The main memorial stone was put in place in October of 2018, and stands about 8 feet high. It's carved with the symbols for the Franklin County Police, Fire and EMS on one side. On anther hang the names and pictures of a dozen Franklin County first responders who died in the line of duty. Now the next step according to Hankins, is "selling brick pavers as a way to honor our first responders."
The funds will help build out and maintain the memorial, and will feature the names of donors or honorees carved into their surface. "We'll sell as many as we can fit," said Hankins.
During the first three years, members of the public can purchase a brick honoring anyone who has served as a first responder in Franklin County. After that, bricks can be purchased honoring any first responder with a connection to the county.
"We want our community to be able to visit this as a contemplative monument so that they can think about the way that first responders affect us every single day of our lives," he said.

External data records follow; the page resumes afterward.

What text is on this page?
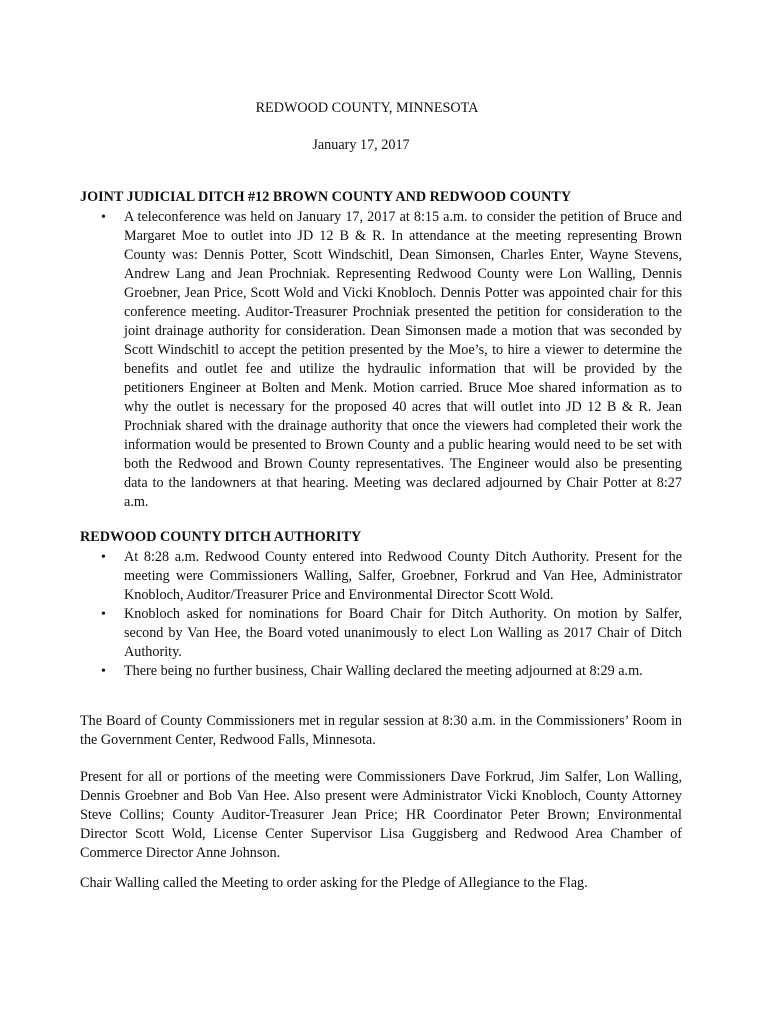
REDWOOD COUNTY, MINNESOTA
January 17, 2017
JOINT JUDICIAL DITCH #12 BROWN COUNTY AND REDWOOD COUNTY
• A teleconference was held on January 17, 2017 at 8:15 a.m. to consider the petition of Bruce and Margaret Moe to outlet into JD 12 B & R. In attendance at the meeting representing Brown County was: Dennis Potter, Scott Windschitl, Dean Simonsen, Charles Enter, Wayne Stevens, Andrew Lang and Jean Prochniak. Representing Redwood County were Lon Walling, Dennis Groebner, Jean Price, Scott Wold and Vicki Knobloch. Dennis Potter was appointed chair for this conference meeting. Auditor-Treasurer Prochniak presented the petition for consideration to the joint drainage authority for consideration. Dean Simonsen made a motion that was seconded by Scott Windschitl to accept the petition presented by the Moe’s, to hire a viewer to determine the benefits and outlet fee and utilize the hydraulic information that will be provided by the petitioners Engineer at Bolten and Menk. Motion carried. Bruce Moe shared information as to why the outlet is necessary for the proposed 40 acres that will outlet into JD 12 B & R. Jean Prochniak shared with the drainage authority that once the viewers had completed their work the information would be presented to Brown County and a public hearing would need to be set with both the Redwood and Brown County representatives. The Engineer would also be presenting data to the landowners at that hearing. Meeting was declared adjourned by Chair Potter at 8:27 a.m.
REDWOOD COUNTY DITCH AUTHORITY
• At 8:28 a.m. Redwood County entered into Redwood County Ditch Authority. Present for the meeting were Commissioners Walling, Salfer, Groebner, Forkrud and Van Hee, Administrator Knobloch, Auditor/Treasurer Price and Environmental Director Scott Wold.
• Knobloch asked for nominations for Board Chair for Ditch Authority. On motion by Salfer, second by Van Hee, the Board voted unanimously to elect Lon Walling as 2017 Chair of Ditch Authority.
• There being no further business, Chair Walling declared the meeting adjourned at 8:29 a.m.

The Board of County Commissioners met in regular session at 8:30 a.m. in the Commissioners’ Room in the Government Center, Redwood Falls, Minnesota.

Present for all or portions of the meeting were Commissioners Dave Forkrud, Jim Salfer, Lon Walling, Dennis Groebner and Bob Van Hee. Also present were Administrator Vicki Knobloch, County Attorney Steve Collins; County Auditor-Treasurer Jean Price; HR Coordinator Peter Brown; Environmental Director Scott Wold, License Center Supervisor Lisa Guggisberg and Redwood Area Chamber of Commerce Director Anne Johnson.

Chair Walling called the Meeting to order asking for the Pledge of Allegiance to the Flag.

That, and the way this community was affected one specific day, back in 2010.
"It was a painful moment," said Hankins.
In July of that year, firefighters Posey Dillon and Danny Altice, were responding to a call, when their truck was hit. "And unfortunately both firefighters lost their lives," said Hankins.
And in that moment, the memorial was born, a spot to honor not only Dillon and Altice, but all first responders killed in the line of duty in Franklin County.
Eventually, he hopes this lot becomes a full fledged memorial park, with a fountain, trees, and benches so visitors can stop and read the names carved into the memorial's side.
"When it comes down to it, we're all one line, we're all one big community helping to serve others," said Jonathan Lovelace.
Lovelace never got to serve with Posey Dillon or Danny Altice.
But he knows their memories will be with him, right next door.
"We'll always have our brothers by our side at all times," said Lovelace.